The county will pay no rent, or a nominal fee, and will have use of the seven-acre property on Dawson Beach Road for at least a year, said Gerald Bresee, real estate specialist with the Army Corps of Engineers, which handles the disposition of Army property. Prince William officials said they hope to extend the lease for up to five years.

Prince William is the first Virginia jurisdiction to use the McKinney Act, which encourages federal agencies to lend little-used property for use as homeless shelters.

Homelessness is a growing problem for Prince William.

A task force estimated last year that more than 200 people in the county were without permanent shelter. That figure probably is too low, officials said, because the area's economy has worsened since the count was made.

The duplex and row of town houses, formerly used by the Army to house soldiers stationed at Fort Belvoir and several other bases in the Washington area, will be used to house up to 14 families for three months to a year, said Ricardo Perez, Prince William director of social services. The units probably won't be ready for at least three months, said Deputy County Executive Lawrence Hughes.

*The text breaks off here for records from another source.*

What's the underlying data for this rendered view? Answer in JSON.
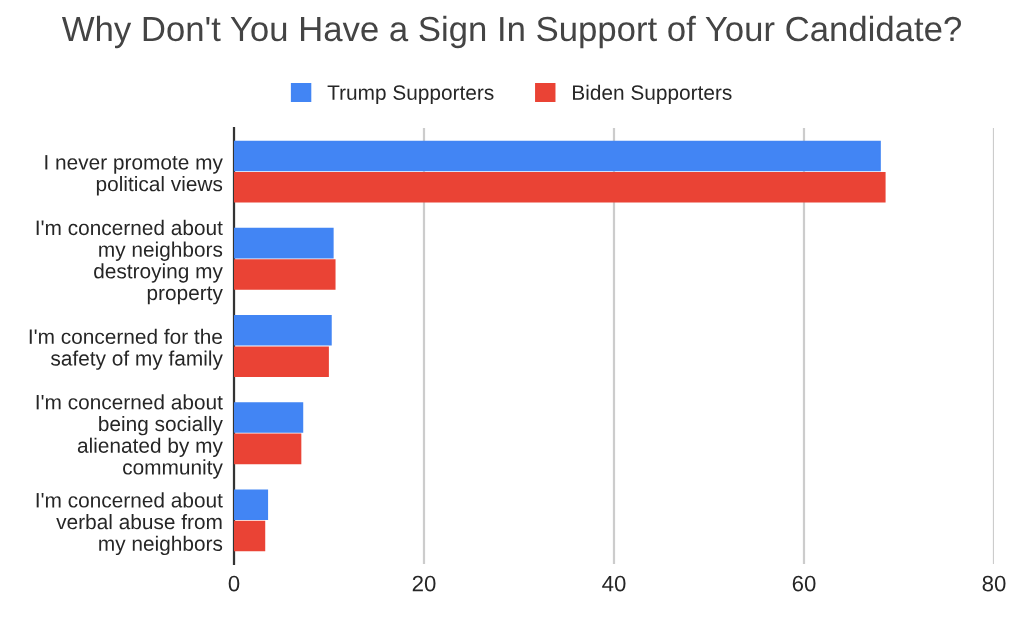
{
  "chart_data": {
    "type": "bar",
    "orientation": "horizontal",
    "title": "Why Don't You Have a Sign In Support of Your Candidate?",
    "categories": [
      "I never promote my\npolitical views",
      "I'm concerned about\nmy neighbors\ndestroying my\nproperty",
      "I'm concerned for the\nsafety of my family",
      "I'm concerned about\nbeing socially\nalienated by my\ncommunity",
      "I'm concerned about\nverbal abuse from\nmy neighbors"
    ],
    "series": [
      {
        "name": "Trump Supporters",
        "color": "#4285f4",
        "values": [
          68.0,
          10.4,
          10.2,
          7.2,
          3.5
        ]
      },
      {
        "name": "Biden Supporters",
        "color": "#ea4335",
        "values": [
          68.5,
          10.6,
          9.9,
          7.0,
          3.2
        ]
      }
    ],
    "xlim": [
      0,
      80
    ],
    "xticks": [
      0,
      20,
      40,
      60,
      80
    ],
    "grid": "x",
    "legend": "top"
  }
}
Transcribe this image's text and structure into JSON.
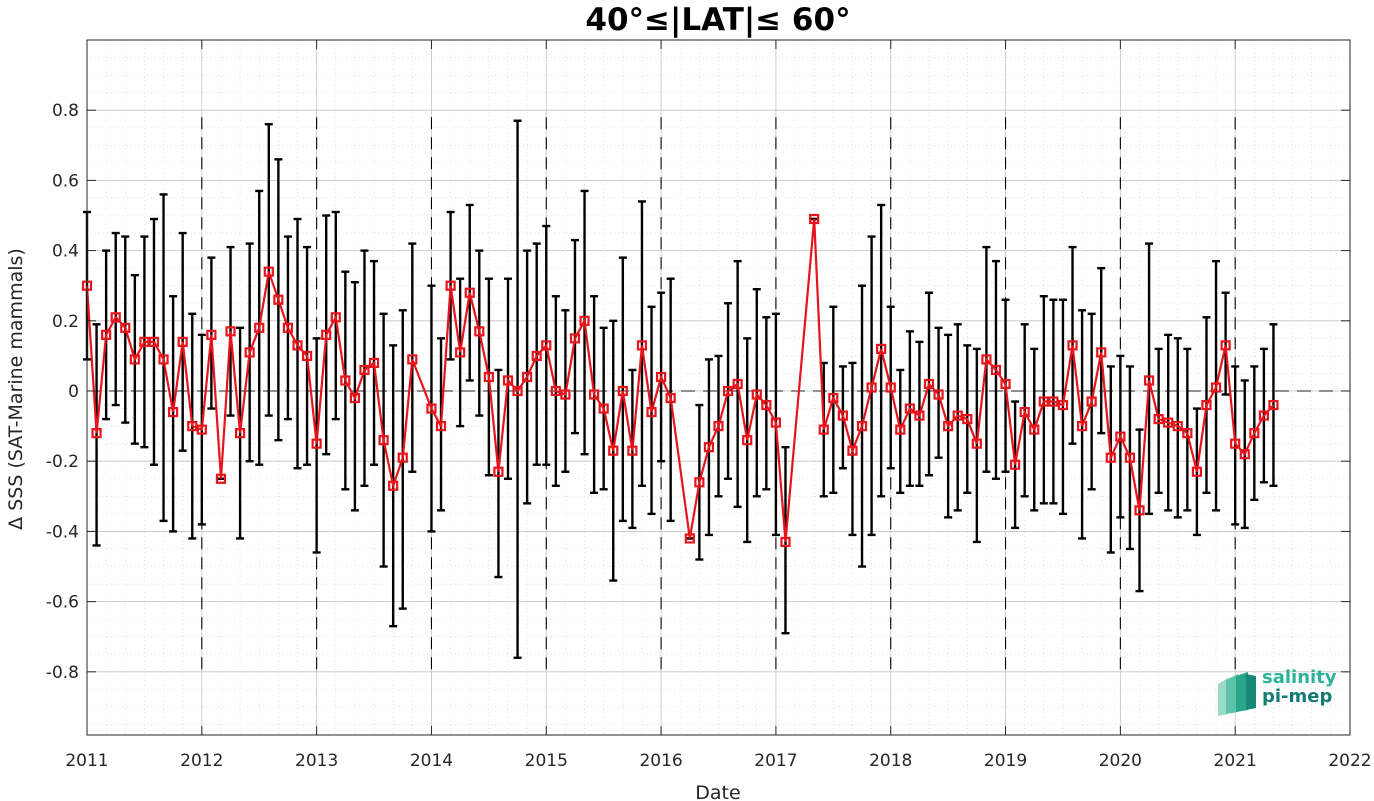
{
  "chart_data": {
    "type": "line",
    "title": "40°≤|LAT|≤ 60°",
    "xlabel": "Date",
    "ylabel": "Δ SSS (SAT-Marine mammals)",
    "xlim": [
      2011,
      2022
    ],
    "ylim": [
      -0.98,
      1.0
    ],
    "x_ticks": [
      "2011",
      "2012",
      "2013",
      "2014",
      "2015",
      "2016",
      "2017",
      "2018",
      "2019",
      "2020",
      "2021",
      "2022"
    ],
    "y_ticks": [
      -0.8,
      -0.6,
      -0.4,
      -0.2,
      0,
      0.2,
      0.4,
      0.6,
      0.8
    ],
    "y_tick_labels": [
      "-0.8",
      "-0.6",
      "-0.4",
      "-0.2",
      "0",
      "0.2",
      "0.4",
      "0.6",
      "0.8"
    ],
    "grid": true,
    "reference_line_y": 0,
    "year_dividers": [
      2012,
      2013,
      2014,
      2015,
      2016,
      2017,
      2018,
      2019,
      2020,
      2021
    ],
    "colors": {
      "series": "#e8141b",
      "error_bars": "#000000",
      "grid": "#c8c8c8"
    },
    "series": [
      {
        "marker": "square",
        "points": [
          {
            "date": "2011-01",
            "mean": 0.3,
            "low": 0.09,
            "high": 0.51
          },
          {
            "date": "2011-02",
            "mean": -0.12,
            "low": -0.44,
            "high": 0.19
          },
          {
            "date": "2011-03",
            "mean": 0.16,
            "low": -0.08,
            "high": 0.4
          },
          {
            "date": "2011-04",
            "mean": 0.21,
            "low": -0.04,
            "high": 0.45
          },
          {
            "date": "2011-05",
            "mean": 0.18,
            "low": -0.09,
            "high": 0.44
          },
          {
            "date": "2011-06",
            "mean": 0.09,
            "low": -0.15,
            "high": 0.33
          },
          {
            "date": "2011-07",
            "mean": 0.14,
            "low": -0.16,
            "high": 0.44
          },
          {
            "date": "2011-08",
            "mean": 0.14,
            "low": -0.21,
            "high": 0.49
          },
          {
            "date": "2011-09",
            "mean": 0.09,
            "low": -0.37,
            "high": 0.56
          },
          {
            "date": "2011-10",
            "mean": -0.06,
            "low": -0.4,
            "high": 0.27
          },
          {
            "date": "2011-11",
            "mean": 0.14,
            "low": -0.17,
            "high": 0.45
          },
          {
            "date": "2011-12",
            "mean": -0.1,
            "low": -0.42,
            "high": 0.22
          },
          {
            "date": "2012-01",
            "mean": -0.11,
            "low": -0.38,
            "high": 0.16
          },
          {
            "date": "2012-02",
            "mean": 0.16,
            "low": -0.05,
            "high": 0.38
          },
          {
            "date": "2012-03",
            "mean": -0.25,
            "low": -0.25,
            "high": -0.25
          },
          {
            "date": "2012-04",
            "mean": 0.17,
            "low": -0.07,
            "high": 0.41
          },
          {
            "date": "2012-05",
            "mean": -0.12,
            "low": -0.42,
            "high": 0.18
          },
          {
            "date": "2012-06",
            "mean": 0.11,
            "low": -0.2,
            "high": 0.42
          },
          {
            "date": "2012-07",
            "mean": 0.18,
            "low": -0.21,
            "high": 0.57
          },
          {
            "date": "2012-08",
            "mean": 0.34,
            "low": -0.07,
            "high": 0.76
          },
          {
            "date": "2012-09",
            "mean": 0.26,
            "low": -0.14,
            "high": 0.66
          },
          {
            "date": "2012-10",
            "mean": 0.18,
            "low": -0.08,
            "high": 0.44
          },
          {
            "date": "2012-11",
            "mean": 0.13,
            "low": -0.22,
            "high": 0.49
          },
          {
            "date": "2012-12",
            "mean": 0.1,
            "low": -0.21,
            "high": 0.41
          },
          {
            "date": "2013-01",
            "mean": -0.15,
            "low": -0.46,
            "high": 0.15
          },
          {
            "date": "2013-02",
            "mean": 0.16,
            "low": -0.18,
            "high": 0.5
          },
          {
            "date": "2013-03",
            "mean": 0.21,
            "low": -0.08,
            "high": 0.51
          },
          {
            "date": "2013-04",
            "mean": 0.03,
            "low": -0.28,
            "high": 0.34
          },
          {
            "date": "2013-05",
            "mean": -0.02,
            "low": -0.34,
            "high": 0.31
          },
          {
            "date": "2013-06",
            "mean": 0.06,
            "low": -0.27,
            "high": 0.4
          },
          {
            "date": "2013-07",
            "mean": 0.08,
            "low": -0.21,
            "high": 0.37
          },
          {
            "date": "2013-08",
            "mean": -0.14,
            "low": -0.5,
            "high": 0.22
          },
          {
            "date": "2013-09",
            "mean": -0.27,
            "low": -0.67,
            "high": 0.13
          },
          {
            "date": "2013-10",
            "mean": -0.19,
            "low": -0.62,
            "high": 0.23
          },
          {
            "date": "2013-11",
            "mean": 0.09,
            "low": -0.23,
            "high": 0.42
          },
          {
            "date": "2014-01",
            "mean": -0.05,
            "low": -0.4,
            "high": 0.3
          },
          {
            "date": "2014-02",
            "mean": -0.1,
            "low": -0.34,
            "high": 0.15
          },
          {
            "date": "2014-03",
            "mean": 0.3,
            "low": 0.09,
            "high": 0.51
          },
          {
            "date": "2014-04",
            "mean": 0.11,
            "low": -0.1,
            "high": 0.32
          },
          {
            "date": "2014-05",
            "mean": 0.28,
            "low": 0.03,
            "high": 0.53
          },
          {
            "date": "2014-06",
            "mean": 0.17,
            "low": -0.07,
            "high": 0.4
          },
          {
            "date": "2014-07",
            "mean": 0.04,
            "low": -0.24,
            "high": 0.32
          },
          {
            "date": "2014-08",
            "mean": -0.23,
            "low": -0.53,
            "high": 0.06
          },
          {
            "date": "2014-09",
            "mean": 0.03,
            "low": -0.25,
            "high": 0.32
          },
          {
            "date": "2014-10",
            "mean": 0.0,
            "low": -0.76,
            "high": 0.77
          },
          {
            "date": "2014-11",
            "mean": 0.04,
            "low": -0.32,
            "high": 0.4
          },
          {
            "date": "2014-12",
            "mean": 0.1,
            "low": -0.21,
            "high": 0.42
          },
          {
            "date": "2015-01",
            "mean": 0.13,
            "low": -0.21,
            "high": 0.47
          },
          {
            "date": "2015-02",
            "mean": 0.0,
            "low": -0.27,
            "high": 0.27
          },
          {
            "date": "2015-03",
            "mean": -0.01,
            "low": -0.23,
            "high": 0.23
          },
          {
            "date": "2015-04",
            "mean": 0.15,
            "low": -0.12,
            "high": 0.43
          },
          {
            "date": "2015-05",
            "mean": 0.2,
            "low": -0.18,
            "high": 0.57
          },
          {
            "date": "2015-06",
            "mean": -0.01,
            "low": -0.29,
            "high": 0.27
          },
          {
            "date": "2015-07",
            "mean": -0.05,
            "low": -0.28,
            "high": 0.18
          },
          {
            "date": "2015-08",
            "mean": -0.17,
            "low": -0.54,
            "high": 0.2
          },
          {
            "date": "2015-09",
            "mean": 0.0,
            "low": -0.37,
            "high": 0.38
          },
          {
            "date": "2015-10",
            "mean": -0.17,
            "low": -0.39,
            "high": 0.06
          },
          {
            "date": "2015-11",
            "mean": 0.13,
            "low": -0.27,
            "high": 0.54
          },
          {
            "date": "2015-12",
            "mean": -0.06,
            "low": -0.35,
            "high": 0.24
          },
          {
            "date": "2016-01",
            "mean": 0.04,
            "low": -0.2,
            "high": 0.28
          },
          {
            "date": "2016-02",
            "mean": -0.02,
            "low": -0.37,
            "high": 0.32
          },
          {
            "date": "2016-04",
            "mean": -0.42,
            "low": -0.42,
            "high": -0.42
          },
          {
            "date": "2016-05",
            "mean": -0.26,
            "low": -0.48,
            "high": -0.04
          },
          {
            "date": "2016-06",
            "mean": -0.16,
            "low": -0.41,
            "high": 0.09
          },
          {
            "date": "2016-07",
            "mean": -0.1,
            "low": -0.3,
            "high": 0.1
          },
          {
            "date": "2016-08",
            "mean": 0.0,
            "low": -0.25,
            "high": 0.25
          },
          {
            "date": "2016-09",
            "mean": 0.02,
            "low": -0.33,
            "high": 0.37
          },
          {
            "date": "2016-10",
            "mean": -0.14,
            "low": -0.43,
            "high": 0.15
          },
          {
            "date": "2016-11",
            "mean": -0.01,
            "low": -0.3,
            "high": 0.29
          },
          {
            "date": "2016-12",
            "mean": -0.04,
            "low": -0.28,
            "high": 0.21
          },
          {
            "date": "2017-01",
            "mean": -0.09,
            "low": -0.41,
            "high": 0.22
          },
          {
            "date": "2017-02",
            "mean": -0.43,
            "low": -0.69,
            "high": -0.16
          },
          {
            "date": "2017-05",
            "mean": 0.49,
            "low": 0.49,
            "high": 0.49
          },
          {
            "date": "2017-06",
            "mean": -0.11,
            "low": -0.3,
            "high": 0.08
          },
          {
            "date": "2017-07",
            "mean": -0.02,
            "low": -0.29,
            "high": 0.24
          },
          {
            "date": "2017-08",
            "mean": -0.07,
            "low": -0.22,
            "high": 0.07
          },
          {
            "date": "2017-09",
            "mean": -0.17,
            "low": -0.41,
            "high": 0.08
          },
          {
            "date": "2017-10",
            "mean": -0.1,
            "low": -0.5,
            "high": 0.3
          },
          {
            "date": "2017-11",
            "mean": 0.01,
            "low": -0.41,
            "high": 0.44
          },
          {
            "date": "2017-12",
            "mean": 0.12,
            "low": -0.3,
            "high": 0.53
          },
          {
            "date": "2018-01",
            "mean": 0.01,
            "low": -0.22,
            "high": 0.24
          },
          {
            "date": "2018-02",
            "mean": -0.11,
            "low": -0.29,
            "high": 0.06
          },
          {
            "date": "2018-03",
            "mean": -0.05,
            "low": -0.27,
            "high": 0.17
          },
          {
            "date": "2018-04",
            "mean": -0.07,
            "low": -0.27,
            "high": 0.14
          },
          {
            "date": "2018-05",
            "mean": 0.02,
            "low": -0.24,
            "high": 0.28
          },
          {
            "date": "2018-06",
            "mean": -0.01,
            "low": -0.19,
            "high": 0.18
          },
          {
            "date": "2018-07",
            "mean": -0.1,
            "low": -0.36,
            "high": 0.16
          },
          {
            "date": "2018-08",
            "mean": -0.07,
            "low": -0.34,
            "high": 0.19
          },
          {
            "date": "2018-09",
            "mean": -0.08,
            "low": -0.29,
            "high": 0.13
          },
          {
            "date": "2018-10",
            "mean": -0.15,
            "low": -0.43,
            "high": 0.12
          },
          {
            "date": "2018-11",
            "mean": 0.09,
            "low": -0.23,
            "high": 0.41
          },
          {
            "date": "2018-12",
            "mean": 0.06,
            "low": -0.25,
            "high": 0.37
          },
          {
            "date": "2019-01",
            "mean": 0.02,
            "low": -0.23,
            "high": 0.26
          },
          {
            "date": "2019-02",
            "mean": -0.21,
            "low": -0.39,
            "high": -0.03
          },
          {
            "date": "2019-03",
            "mean": -0.06,
            "low": -0.3,
            "high": 0.19
          },
          {
            "date": "2019-04",
            "mean": -0.11,
            "low": -0.34,
            "high": 0.12
          },
          {
            "date": "2019-05",
            "mean": -0.03,
            "low": -0.32,
            "high": 0.27
          },
          {
            "date": "2019-06",
            "mean": -0.03,
            "low": -0.32,
            "high": 0.26
          },
          {
            "date": "2019-07",
            "mean": -0.04,
            "low": -0.35,
            "high": 0.26
          },
          {
            "date": "2019-08",
            "mean": 0.13,
            "low": -0.15,
            "high": 0.41
          },
          {
            "date": "2019-09",
            "mean": -0.1,
            "low": -0.42,
            "high": 0.23
          },
          {
            "date": "2019-10",
            "mean": -0.03,
            "low": -0.28,
            "high": 0.22
          },
          {
            "date": "2019-11",
            "mean": 0.11,
            "low": -0.12,
            "high": 0.35
          },
          {
            "date": "2019-12",
            "mean": -0.19,
            "low": -0.46,
            "high": 0.07
          },
          {
            "date": "2020-01",
            "mean": -0.13,
            "low": -0.36,
            "high": 0.1
          },
          {
            "date": "2020-02",
            "mean": -0.19,
            "low": -0.45,
            "high": 0.07
          },
          {
            "date": "2020-03",
            "mean": -0.34,
            "low": -0.57,
            "high": -0.11
          },
          {
            "date": "2020-04",
            "mean": 0.03,
            "low": -0.35,
            "high": 0.42
          },
          {
            "date": "2020-05",
            "mean": -0.08,
            "low": -0.29,
            "high": 0.12
          },
          {
            "date": "2020-06",
            "mean": -0.09,
            "low": -0.34,
            "high": 0.16
          },
          {
            "date": "2020-07",
            "mean": -0.1,
            "low": -0.36,
            "high": 0.15
          },
          {
            "date": "2020-08",
            "mean": -0.12,
            "low": -0.34,
            "high": 0.12
          },
          {
            "date": "2020-09",
            "mean": -0.23,
            "low": -0.41,
            "high": -0.05
          },
          {
            "date": "2020-10",
            "mean": -0.04,
            "low": -0.29,
            "high": 0.21
          },
          {
            "date": "2020-11",
            "mean": 0.01,
            "low": -0.34,
            "high": 0.37
          },
          {
            "date": "2020-12",
            "mean": 0.13,
            "low": -0.01,
            "high": 0.28
          },
          {
            "date": "2021-01",
            "mean": -0.15,
            "low": -0.38,
            "high": 0.07
          },
          {
            "date": "2021-02",
            "mean": -0.18,
            "low": -0.39,
            "high": 0.03
          },
          {
            "date": "2021-03",
            "mean": -0.12,
            "low": -0.31,
            "high": 0.07
          },
          {
            "date": "2021-04",
            "mean": -0.07,
            "low": -0.26,
            "high": 0.12
          },
          {
            "date": "2021-05",
            "mean": -0.04,
            "low": -0.27,
            "high": 0.19
          }
        ]
      }
    ]
  },
  "logo": {
    "line1": "salinity",
    "line2": "pi-mep"
  }
}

The units will supplement the county's new emergency shelter, which is scheduled to open in late July.

Clients can stay in that facility for up to a month, while the Woodbridge units will be geared toward those who need more assistance.

"If we just shuttle people back out right away, they can make it for a few months, and then they're back in crisis again," Perez said.

"You may have a family where the father is {learning} to be an electrician . . . . They might stay {in the new facility} for three or four months," said Woodbridge Supervisor Hilda M. Barg.

The Woodbridge site also will house counseling offices and a homelessness prevention center. The county recently received a $206,000 state grant for a program that provides financial assistance to people on the brink of losing their homes.

The Woodbridge buildings were constructed in the 1950s and the units were renovated three years ago.

The county may try to purchase the property and build an additional homeless shelter on it, Barg said. "It's one of several sites" under consideration, she said.

The Army is trying to sell the property at market value because Congress voted in 1988 to include the site, which is adjacent to the Army's Harry Diamond Laboratories but considered a separate unit, on a list of bases that should be closed.